Mrs. Fairfax again looked doubtfully at him. “I cannot make you out at all, Mr. Conolly,” she said submissively. “I hope I have not offended you.”

“Not in the least. I take it that having observed certain circumstances which seemed to threaten the welfare of one very dear to you (as, I am aware, Marian is), the trouble they caused you found unpremeditated expression in the course of a conversation with me.” Conolly beamed at her, as if he thought this rather neatly turned.

“Exactly so. But I do not wish you to think that I have observed anything particular.”

“Certainly not. Still, you think there would be no harm in my writing to Marian to say that her behavior has attracted your notice, and——”

“Good heavens, Mr. Conolly, you must not mention me in the matter! You are so innocent—at least so frank, so workmanlike, if I may say so, in your way of dealing with things! I would not have Marian know what I have said—I really did not notice anything—for worlds. You had better not write at all, but just go down as if you went merely to enjoy yourself; and dont on any account let Marian suspect that you have heard anything. Goodness knows what mischief you might make, in your—your ingenuousness!”

“But I should have thought that the opinion of an old and valued friend like yourself would have special weight with her.”
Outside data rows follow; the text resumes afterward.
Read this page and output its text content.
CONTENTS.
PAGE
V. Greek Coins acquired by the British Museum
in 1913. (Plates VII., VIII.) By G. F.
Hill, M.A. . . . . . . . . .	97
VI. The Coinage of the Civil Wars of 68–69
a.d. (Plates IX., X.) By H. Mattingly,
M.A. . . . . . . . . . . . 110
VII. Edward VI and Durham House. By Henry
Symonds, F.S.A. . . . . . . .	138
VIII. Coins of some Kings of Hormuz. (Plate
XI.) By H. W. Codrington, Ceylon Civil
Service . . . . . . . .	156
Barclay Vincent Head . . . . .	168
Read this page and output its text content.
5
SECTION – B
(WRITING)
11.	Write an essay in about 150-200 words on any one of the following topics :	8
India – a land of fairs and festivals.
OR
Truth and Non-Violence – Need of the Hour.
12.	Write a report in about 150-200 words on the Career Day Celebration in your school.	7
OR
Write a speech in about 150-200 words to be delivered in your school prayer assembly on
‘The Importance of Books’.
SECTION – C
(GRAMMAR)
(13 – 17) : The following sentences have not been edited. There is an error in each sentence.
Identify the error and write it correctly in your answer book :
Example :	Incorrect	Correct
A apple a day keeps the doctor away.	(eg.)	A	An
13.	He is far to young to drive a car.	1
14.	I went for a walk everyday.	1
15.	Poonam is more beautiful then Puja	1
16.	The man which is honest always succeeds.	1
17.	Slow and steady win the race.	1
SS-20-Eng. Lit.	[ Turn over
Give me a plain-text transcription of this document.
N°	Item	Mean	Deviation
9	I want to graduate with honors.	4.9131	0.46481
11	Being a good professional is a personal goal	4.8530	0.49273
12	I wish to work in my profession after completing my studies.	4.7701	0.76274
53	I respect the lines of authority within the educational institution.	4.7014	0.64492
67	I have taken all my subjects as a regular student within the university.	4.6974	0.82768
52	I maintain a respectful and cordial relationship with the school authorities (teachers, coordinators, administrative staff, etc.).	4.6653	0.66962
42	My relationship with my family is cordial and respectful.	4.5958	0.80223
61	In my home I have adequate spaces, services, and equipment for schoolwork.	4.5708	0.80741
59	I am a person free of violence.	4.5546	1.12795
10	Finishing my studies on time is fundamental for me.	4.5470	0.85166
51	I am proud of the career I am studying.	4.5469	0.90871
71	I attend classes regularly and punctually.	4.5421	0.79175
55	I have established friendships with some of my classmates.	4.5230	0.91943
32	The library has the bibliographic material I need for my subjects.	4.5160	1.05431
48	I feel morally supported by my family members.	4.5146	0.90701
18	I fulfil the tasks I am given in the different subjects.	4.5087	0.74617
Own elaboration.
“You know nothing about it. Clever engineer as you are, you do not understand the little wheels by which our great machine of society is worked.”

“True, Mrs. Leith Fairfax,” he rejoined, echoing the cadence of her sentence. “Educated as a mere mechanic, I am still a stranger to the elegancies of life. I usually depend on Marian for direction; but since you think that it would be injudicious to appeal to her in the present instance——”

“Out of the question, Mr. Conolly.”

“—I must trust to your guidance in the matter. What do you suggest?”